Ultimately, despite the safeguards in place in the hiring process as well as on the plane, there is little that can be done if a pilot or another person looking to bring down a plane is alone in the cockpit. Still, the inability of the pilot and other crew members to get back into the cockpit stands out as an unusual factor in this crash. Benzon said the rest of the flight crew generally have the means to get back into the cockpit.

“Most airlines have procedures to unlock that door,” he said. “I’m a little surprised that, if the scenario we’re talking about is true, that the captain couldn’t get back up forward.”

He said the methods for reentry are “confidential, because if you tell everybody, there goes the plan.” Speaking in general terms, though, he said some crew members may have a key or a code that would grant them access.

Glenn Winn, an aviation security expert, said the Germanwings crash will probably put a greater focus on psychological screening of pilots and crew members, who already go through multiple background checks as part of their jobs. Pilots and crew members are screened by the airlines that employ them as well as the airports where they operate. The screenings include fingerprinting and criminal history.

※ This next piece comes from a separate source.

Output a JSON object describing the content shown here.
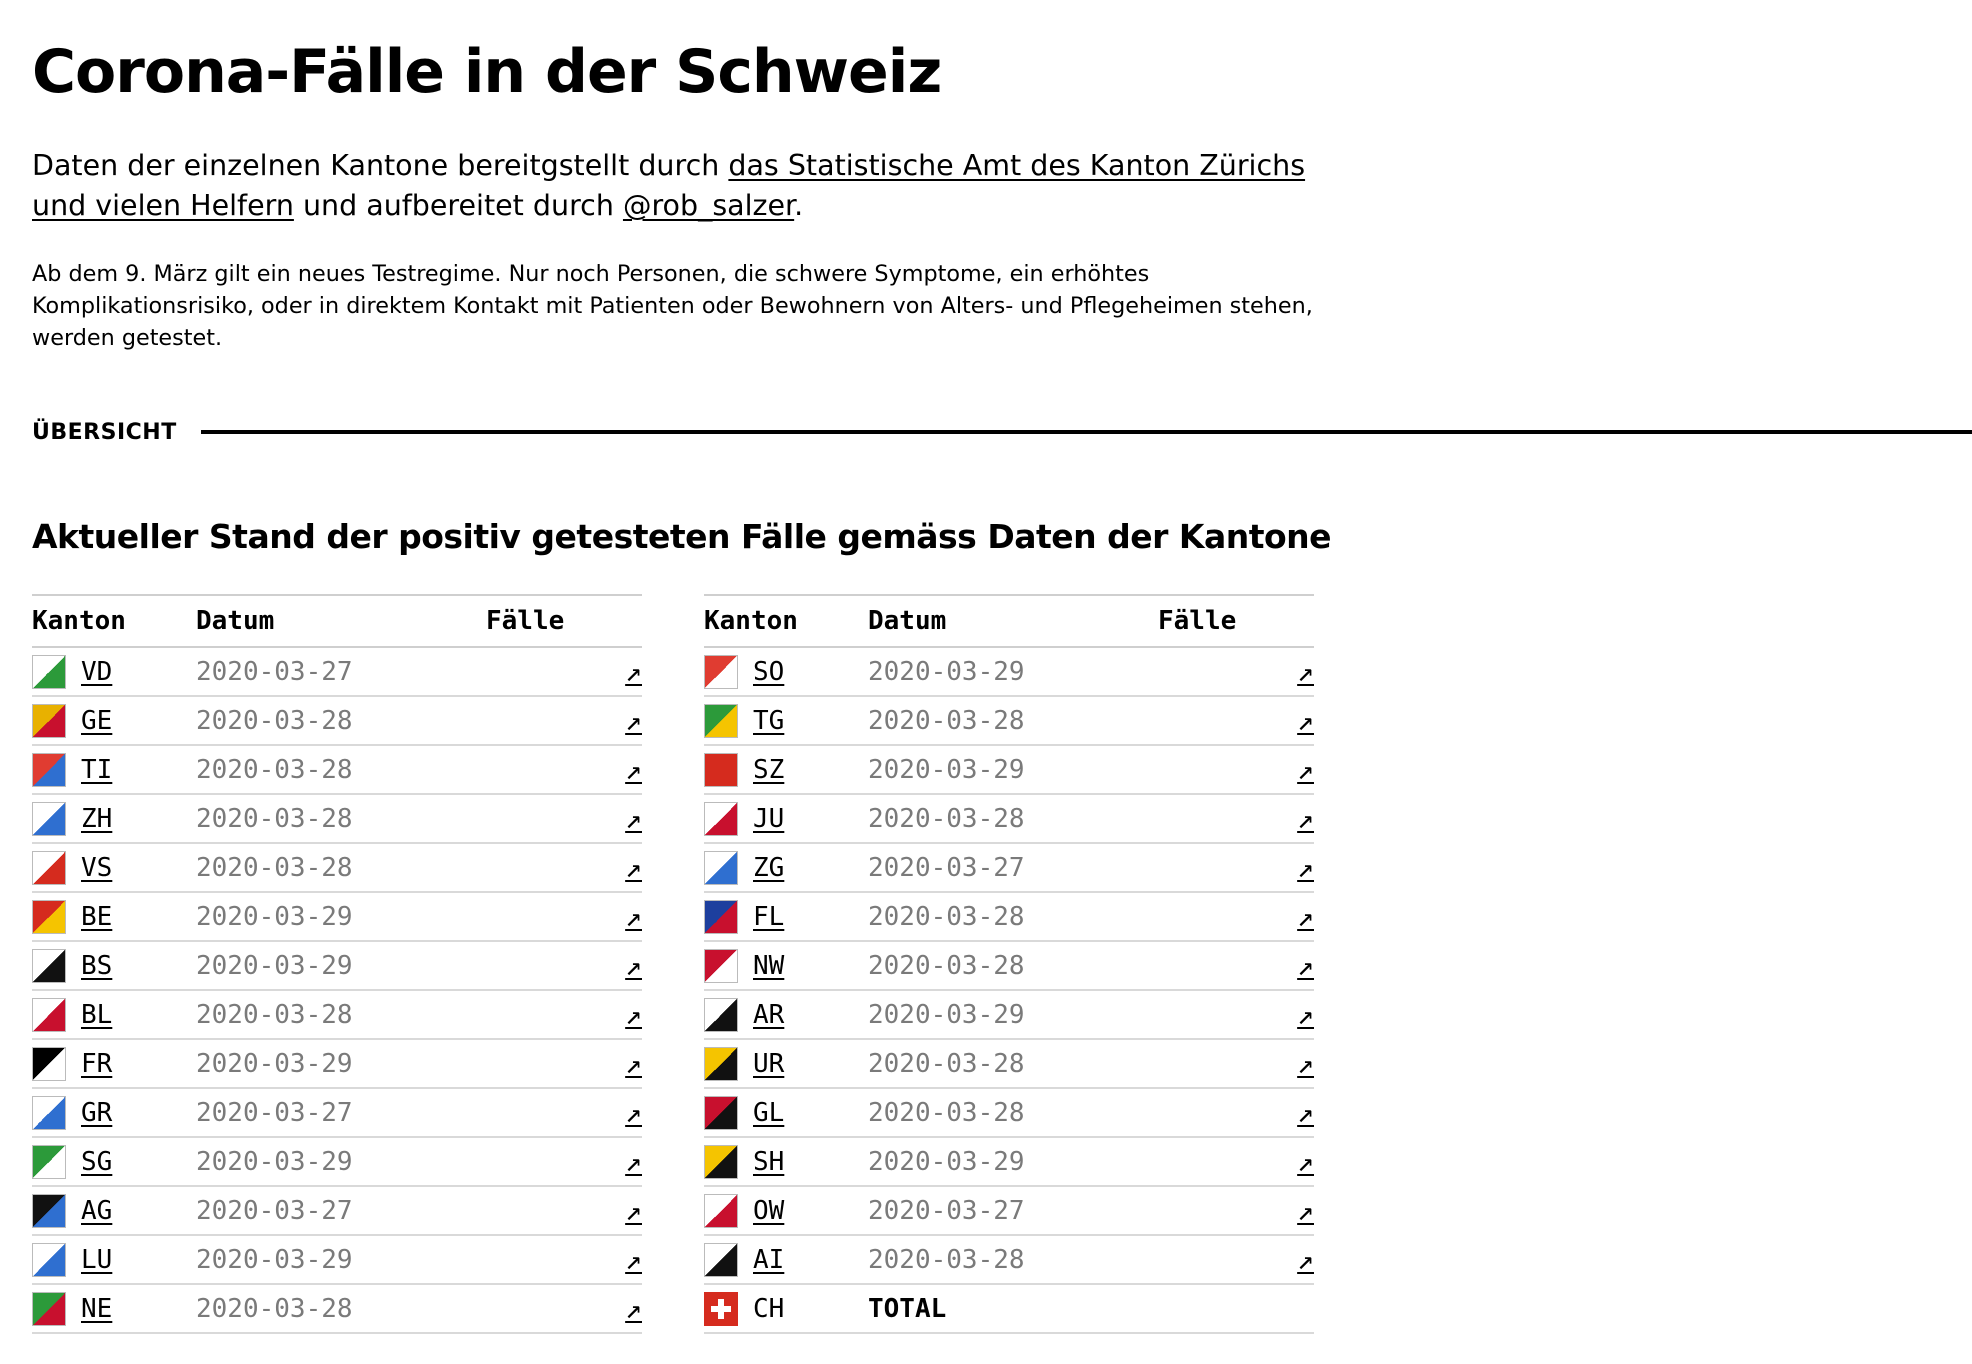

“As evidenced by our safety record, the U.S. airline industry remains the largest and safest aviation system in the world as a result of the ongoing and strong collaboration among airlines, airline employees, manufacturers and government,” Melanie Hinton, managing director of the industry group Airlines for America, said in a statement. “Our pilots undergo rigorous evaluations in the hiring process, which helps to ensure the safety of the U.S. aviation system, and its passengers, crew, cargo and aircraft. While working at an airline, all pilots have to regularly undergo thorough medical examinations to maintain their license.”

In 2002, the Federal Aviation Administration issued new rules regarding cockpit doors, requiring the doors to be strengthened so they could not be opened by physical force and could block shrapnel fire from small arms or explosives. FAA officials also required the door to be locked at all times and be equipped with an internal locking device.

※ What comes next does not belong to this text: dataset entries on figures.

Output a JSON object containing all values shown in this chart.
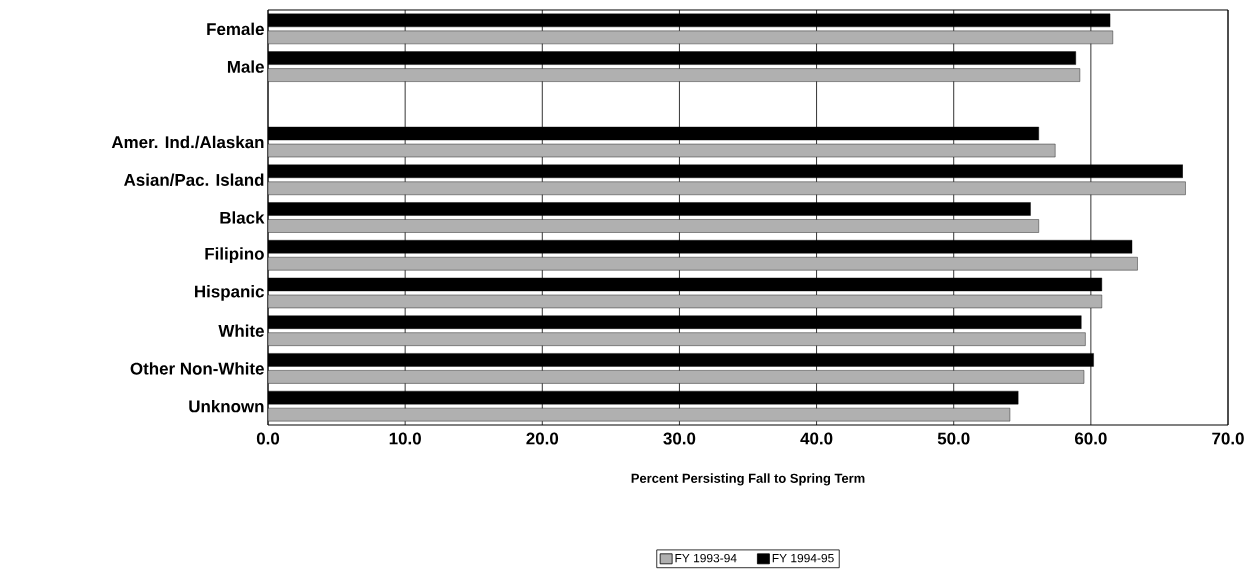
{
  "chart_data": {
    "type": "bar",
    "orientation": "horizontal",
    "xlabel": "Percent Persisting Fall to Spring Term",
    "categories": [
      "Female",
      "Male",
      null,
      "Amer. Ind./Alaskan",
      "Asian/Pac. Island",
      "Black",
      "Filipino",
      "Hispanic",
      "White",
      "Other Non-White",
      "Unknown"
    ],
    "series": [
      {
        "name": "FY 1993-94",
        "color": "#b0b0b0",
        "values": [
          61.6,
          59.2,
          null,
          57.4,
          66.9,
          56.2,
          63.4,
          60.8,
          59.6,
          59.5,
          54.1
        ]
      },
      {
        "name": "FY 1994-95",
        "color": "#000000",
        "values": [
          61.4,
          58.9,
          null,
          56.2,
          66.7,
          55.6,
          63.0,
          60.8,
          59.3,
          60.2,
          54.7
        ]
      }
    ],
    "xlim": [
      0,
      70
    ],
    "xticks": [
      {
        "value": 0,
        "label": "0.0"
      },
      {
        "value": 10,
        "label": "10.0"
      },
      {
        "value": 20,
        "label": "20.0"
      },
      {
        "value": 30,
        "label": "30.0"
      },
      {
        "value": 40,
        "label": "40.0"
      },
      {
        "value": 50,
        "label": "50.0"
      },
      {
        "value": 60,
        "label": "60.0"
      },
      {
        "value": 70,
        "label": "70.0"
      }
    ],
    "grid": "x",
    "legend": "bottom"
  }
}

According to the Airline Pilots Association, every airline in the United States has procedures designed to ensure that there is never a situation in which a pilot is left alone in the cockpit. The same, however, is not required by Lufthansa and many other airlines, as Europe has no regulatory requirement that two crew members must be in the cockpit at all times.​

“We could never have imagined that a tragedy like this could occur within our company,” Germanwings said in a statement Thursday. “Yet even after this terrible event, we have full faith in our pilots. They remain the best in the world; this event is an extremely tragic isolated incident.”

Norwegian Airlines announced Thursday that it would implement a rule to require that, as did Air Canada and EasyJet.

“This means that if one of the pilots leaves the cockpit, one crew member must replace him/her during this time,” Norwegian said in a statement.​

Lori Aratani contributed to this report.